When you want to blast through fat, it’s obvious that you’ll need to do some cardio, but it’s equally important that you keep up some great strength exercises as well. While they may not burn as many calories during the time you’re completing them, they contribute to lean muscle growth which can turn your body into a fat burning machine that never stops running, regardless of whether you’re working out or sitting idle.

That said, some strength exercises are better than others. When your goal is weight loss, there are certain specific moves that will truly come in handy. It’s best to learn how to do them properly and then practice them on a regular basis.

Try doing these overall strength exercises for weight loss two or three times every week. Don’t do them on consecutive days, as you need to give your muscles at least one day in between to rest and recover from the previous workout. That will allow you to build your strength and lean muscle mass but it will also help to prevent injury. Each of the following should also include a thirty to sixty second rest between each set.

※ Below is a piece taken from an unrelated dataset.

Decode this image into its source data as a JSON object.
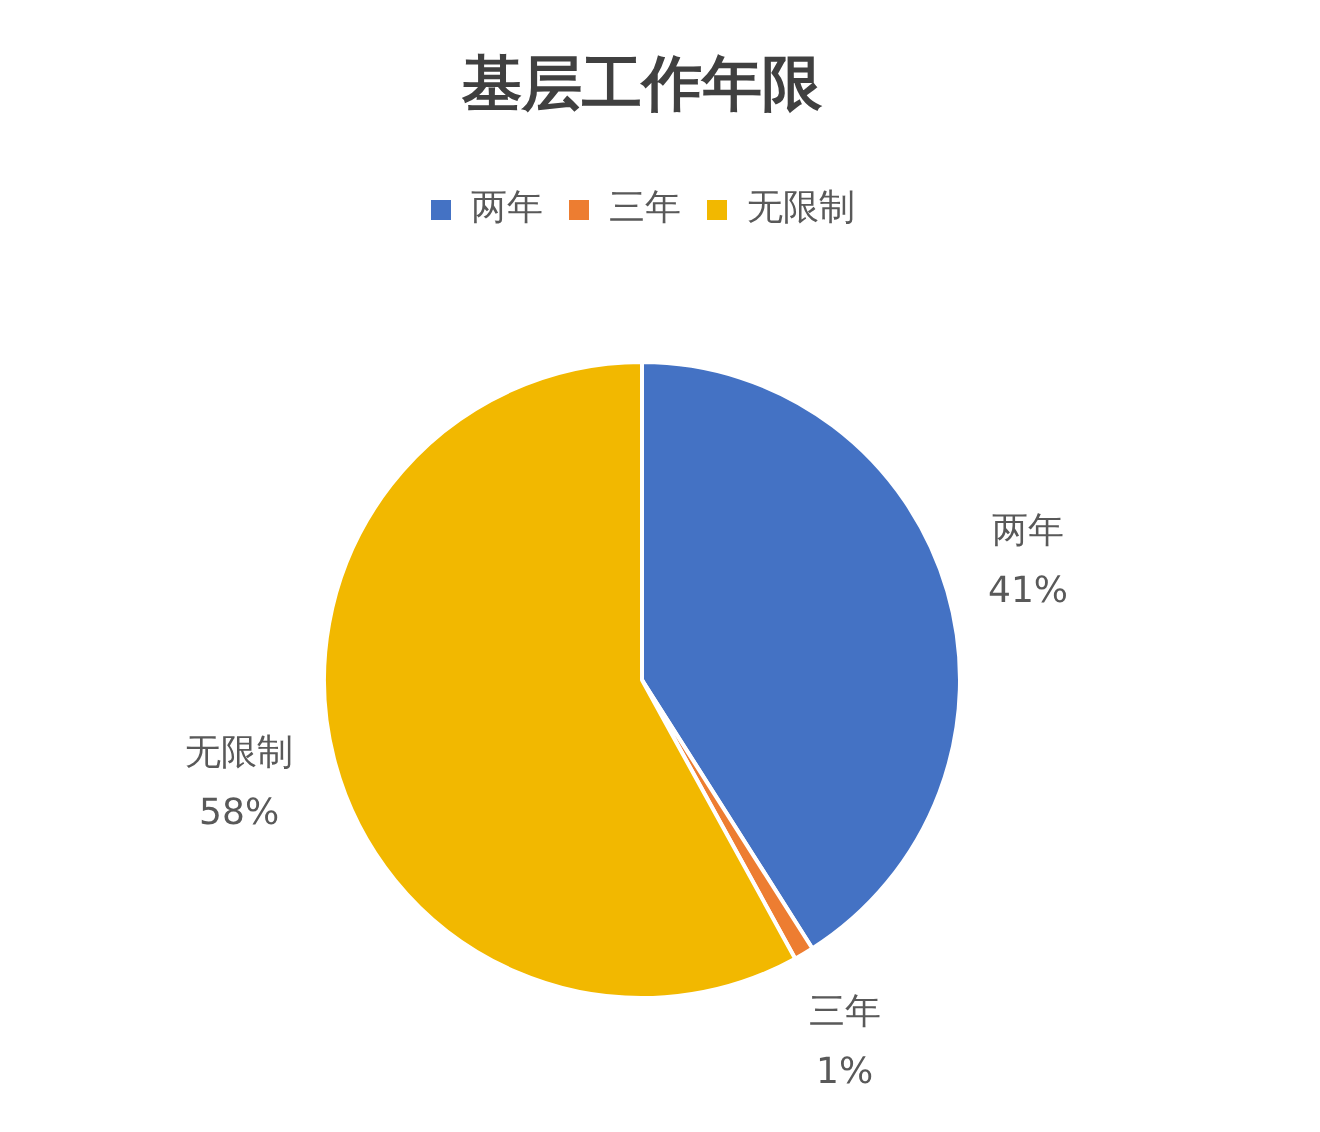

Squat to overhead press – this move works the muscles in your shoulders, abs, butt, quadriceps and hamstrings. Use hand weights – 5 pounds is often a good starting weight – and complete three sets of 15 reps.

Step-up with bicep curl – this move works the muscles in your biceps, abs, butt, quadriceps and hamstrings. Again, you’ll need hand weights – the same 5 pounds will do – with three sets of 15 reps per side.

Dolphin plank – this move works the muscles in your abs, back and shoulders. For this, you’ll likely want to use a yoga mat to help you to stay in a solid plank formation before changing to an inverted V form. Three sets of 15 reps.

Superman – this move works the muscles in your back and your backside. It needs only a yoga mat as you’ll be lying on your stomach with your arms and legs extended and raised. Complete three sets of 15 reps.

Single-leg dumbbell row – this move works the muscles in your back, abs, shoulders, biceps, butt, quadriceps and hamstrings. You’ll need a solid chair and the same hand weights you’ve used in the earlier exercises on this list. Do three sets of 15 reps on each side.